City building survival game Frostpunk 2 will put settlers in the same dangerous conditions as in the first game – in an Ice Age period where the environment is becoming increasingly dire. But according to a new gameplay trailer, it looks like it will surpass the original game’s unforgiving, dystopian conditions. The sequel is scheduled to launch on PC sometime in the first half of 2024 and will appear on Game Pass.
In Frostpunk, you run a settler town in a town near London during the Industrial Revolution while surviving a catastrophic environmental event.
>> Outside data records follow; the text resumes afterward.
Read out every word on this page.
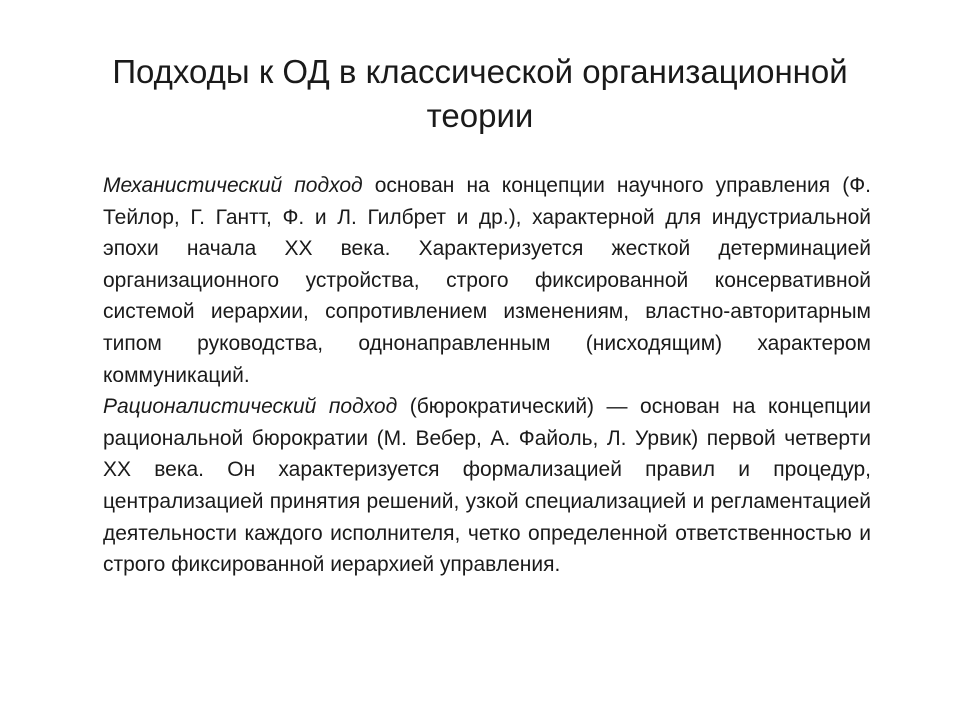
Подходы к ОД в классической организационной теории

Механистический подход основан на концепции научного управления (Ф. Тейлор, Г. Гантт, Ф. и Л. Гилбрет и др.), характерной для индустриальной эпохи начала XX века. Характеризуется жесткой детерминацией организационного устройства, строго фиксированной консервативной системой иерархии, сопротивлением изменениям, властно-авторитарным типом руководства, однонаправленным (нисходящим) характером коммуникаций.

Рационалистический подход (бюрократический) — основан на концепции рациональной бюрократии (М. Вебер, А. Файоль, Л. Урвик) первой четверти XX века. Он характеризуется формализацией правил и процедур, централизацией принятия решений, узкой специализацией и регламентацией деятельности каждого исполнителя, четко определенной ответственностью и строго фиксированной иерархией управления.
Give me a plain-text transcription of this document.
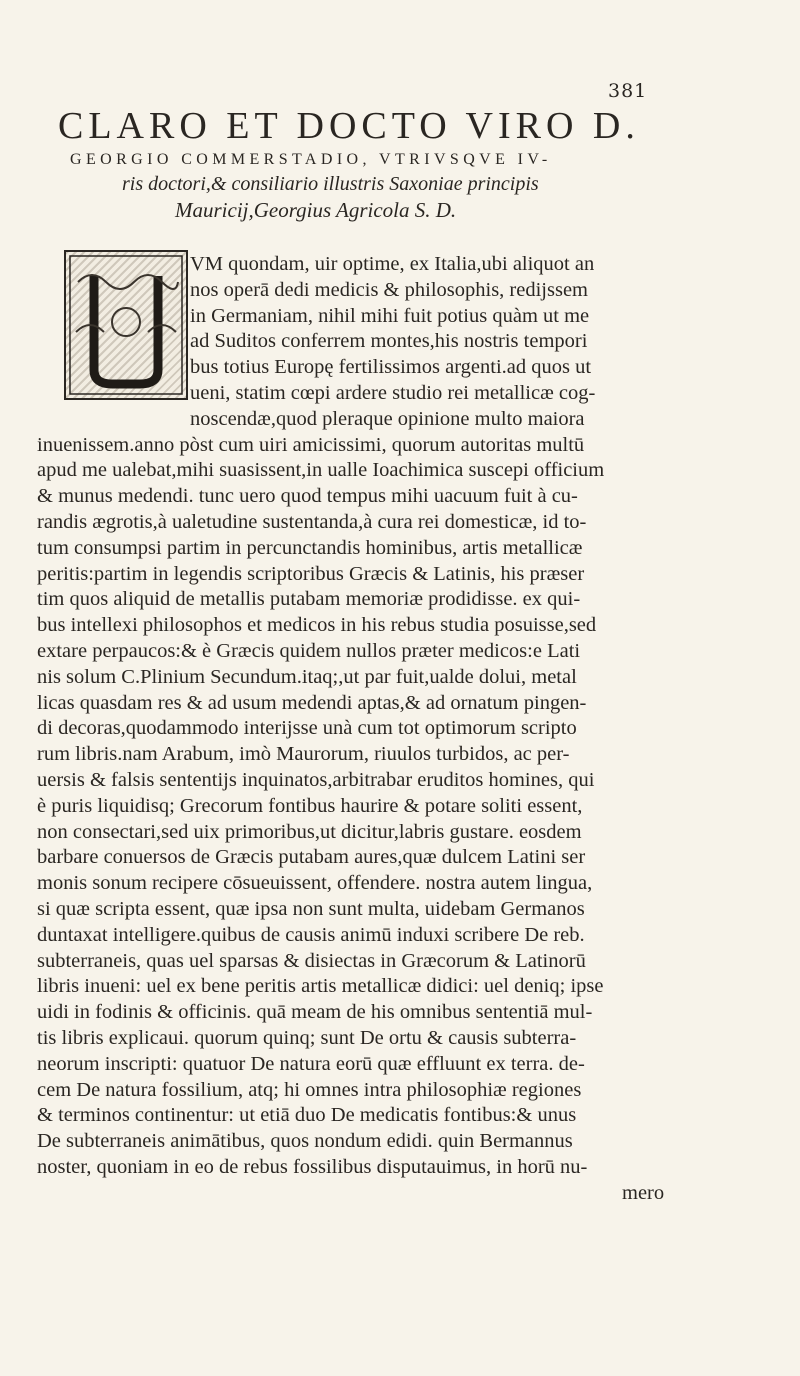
381
CLARO ET DOCTO VIRO D.
GEORGIO COMMERSTADIO, VTRIVSQVE IV-
ris doctori,& consiliario illustris Saxoniae principis
Mauricij,Georgius Agricola S. D.
VM quondam, uir optime, ex Italia,ubi aliquot an
nos operā dedi medicis & philosophis, redijssem
in Germaniam, nihil mihi fuit potius quàm ut me
ad Suditos conferrem montes,his nostris tempori
bus totius Europę fertilissimos argenti.ad quos ut
ueni, statim cœpi ardere studio rei metallicæ cog-
noscendæ,quod pleraque opinione multo maiora
inuenissem.anno pòst cum uiri amicissimi, quorum autoritas multū
apud me ualebat,mihi suasissent,in ualle Ioachimica suscepi officium
& munus medendi. tunc uero quod tempus mihi uacuum fuit à cu-
randis ægrotis,à ualetudine sustentanda,à cura rei domesticæ, id to-
tum consumpsi partim in percunctandis hominibus, artis metallicæ
peritis:partim in legendis scriptoribus Græcis & Latinis, his præser
tim quos aliquid de metallis putabam memoriæ prodidisse. ex qui-
bus intellexi philosophos et medicos in his rebus studia posuisse,sed
extare perpaucos:& è Græcis quidem nullos præter medicos:e Lati
nis solum C.Plinium Secundum.itaq;,ut par fuit,ualde dolui, metal
licas quasdam res & ad usum medendi aptas,& ad ornatum pingen-
di decoras,quodammodo interijsse unà cum tot optimorum scripto
rum libris.nam Arabum, imò Maurorum, riuulos turbidos, ac per-
uersis & falsis sententijs inquinatos,arbitrabar eruditos homines, qui
è puris liquidisq; Grecorum fontibus haurire & potare soliti essent,
non consectari,sed uix primoribus,ut dicitur,labris gustare. eosdem
barbare conuersos de Græcis putabam aures,quæ dulcem Latini ser
monis sonum recipere cōsueuissent, offendere. nostra autem lingua,
si quæ scripta essent, quæ ipsa non sunt multa, uidebam Germanos
duntaxat intelligere.quibus de causis animū induxi scribere De reb.
subterraneis, quas uel sparsas & disiectas in Græcorum & Latinorū
libris inueni: uel ex bene peritis artis metallicæ didici: uel deniq; ipse
uidi in fodinis & officinis. quā meam de his omnibus sententiā mul-
tis libris explicaui. quorum quinq; sunt De ortu & causis subterra-
neorum inscripti: quatuor De natura eorū quæ effluunt ex terra. de-
cem De natura fossilium, atq; hi omnes intra philosophiæ regiones
& terminos continentur: ut etiā duo De medicatis fontibus:& unus
De subterraneis animātibus, quos nondum edidi. quin Bermannus
noster, quoniam in eo de rebus fossilibus disputauimus, in horū nu-
mero
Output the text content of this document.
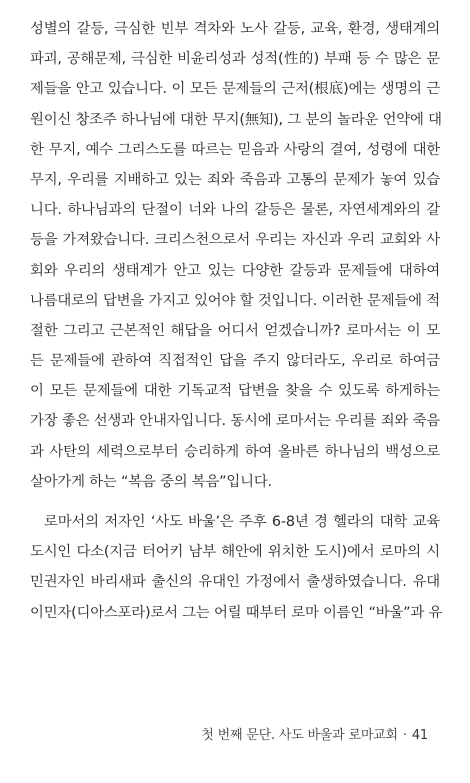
성별의 갈등, 극심한 빈부 격차와 노사 갈등, 교육, 환경, 생태계의
파괴, 공해문제, 극심한 비윤리성과 성적(性的) 부패 등 수 많은 문
제들을 안고 있습니다. 이 모든 문제들의 근저(根底)에는 생명의 근
원이신 창조주 하나님에 대한 무지(無知), 그 분의 놀라운 언약에 대
한 무지, 예수 그리스도를 따르는 믿음과 사랑의 결여, 성령에 대한
무지, 우리를 지배하고 있는 죄와 죽음과 고통의 문제가 놓여 있습
니다. 하나님과의 단절이 너와 나의 갈등은 물론, 자연세계와의 갈
등을 가져왔습니다. 크리스천으로서 우리는 자신과 우리 교회와 사
회와 우리의 생태계가 안고 있는 다양한 갈등과 문제들에 대하여
나름대로의 답변을 가지고 있어야 할 것입니다. 이러한 문제들에 적
절한 그리고 근본적인 해답을 어디서 얻겠습니까? 로마서는 이 모
든 문제들에 관하여 직접적인 답을 주지 않더라도, 우리로 하여금
이 모든 문제들에 대한 기독교적 답변을 찾을 수 있도록 하게하는
가장 좋은 선생과 안내자입니다. 동시에 로마서는 우리를 죄와 죽음
과 사탄의 세력으로부터 승리하게 하여 올바른 하나님의 백성으로
살아가게 하는 “복음 중의 복음”입니다.
로마서의 저자인 ‘사도 바울’은 주후 6-8년 경 헬라의 대학 교육
도시인 다소(지금 터어키 남부 해안에 위치한 도시)에서 로마의 시
민권자인 바리새파 출신의 유대인 가정에서 출생하였습니다. 유대
이민자(디아스포라)로서 그는 어릴 때부터 로마 이름인 “바울”과 유
첫 번째 문단. 사도 바울과 로마교회 · 41
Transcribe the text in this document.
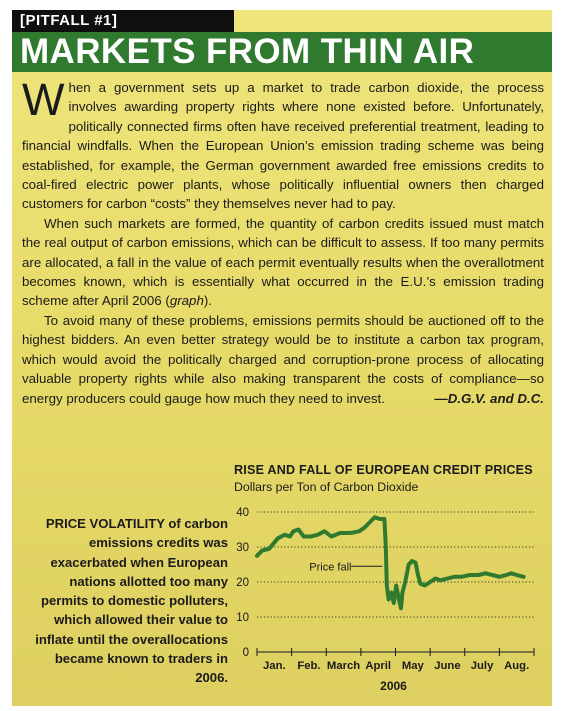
[PITFALL #1]
MARKETS FROM THIN AIR

When a government sets up a market to trade carbon dioxide, the process involves awarding property rights where none existed before. Unfortunately, politically connected firms often have received preferential treatment, leading to financial windfalls. When the European Union’s emission trading scheme was being established, for example, the German government awarded free emissions credits to coal-fired electric power plants, whose politically influential owners then charged customers for carbon “costs” they themselves never had to pay.

When such markets are formed, the quantity of carbon credits issued must match the real output of carbon emissions, which can be difficult to assess. If too many permits are allocated, a fall in the value of each permit eventually results when the overallotment becomes known, which is essentially what occurred in the E.U.’s emission trading scheme after April 2006 (graph).

To avoid many of these problems, emissions permits should be auctioned off to the highest bidders. An even better strategy would be to institute a carbon tax program, which would avoid the politically charged and corruption-prone process of allocating valuable property rights while also making transparent the costs of compliance—so energy producers could gauge how much they need to invest.	—D.G.V. and D.C.

PRICE VOLATILITY of carbon emissions credits was exacerbated when European nations allotted too many permits to domestic polluters, which allowed their value to inflate until the overallocations became known to traders in 2006.
RISE AND FALL OF EUROPEAN CREDIT PRICES
Dollars per Ton of Carbon Dioxide
0
10
20
30
40
Jan. Feb. March April May June July Aug.
2006
Price fall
Ice storms have devastated most of humanity; They must find a way to keep the generators for heat while assigning workers and making constant compromises to feed, house and, most importantly, keep people alive. The game’s motto was “The city must survive” – its citizens believe they are among the last people alive, and if you let the generator die, you will freeze to death.
Frostpunk 2, set 30 years after the original, takes these ideas and continues them – the city has endured so long, the motto is now “The city must not fall.” It looks like each of the original game’s core ideas would have experienced a new dimension. The top-down design of the city is equally vibrant and picturesque. However, the gameplay trailer reveals more sophisticated UI features in the building layout, including what appear to be design elements related to new heating technologies. When Frostpunk 2 was first announced in 2021, the announcement trailer noted that generator technology had evolved to run on oil – but these upgrades would come at a price.
In Frostpunk 2, players must master political conflicts and worker rebellions. It seems that workers now have the opportunity to fight back against the decisions of the steward – that’s you as a player – by saying no to things. The gameplay trailer shows the interior of a community center where workers vote on equal pay. The trailer also features several narrative flashpoint moments in which citizens ask about specific things or voice specific complaints: At one point, a miner named Ian Mactavish shouts, “Where are the houses you promised?”
That might honestly be the most frightening thing this sequel promises: giving faces and names to working people. The original game basically gave you no good choices: you force people to work 18 hours, feed them sawdust, and try to figure out whether militarism or religion is the best way to enforce compliance. It looks like you’ll have to deal with the brutal consequences of your decisions in the sequel.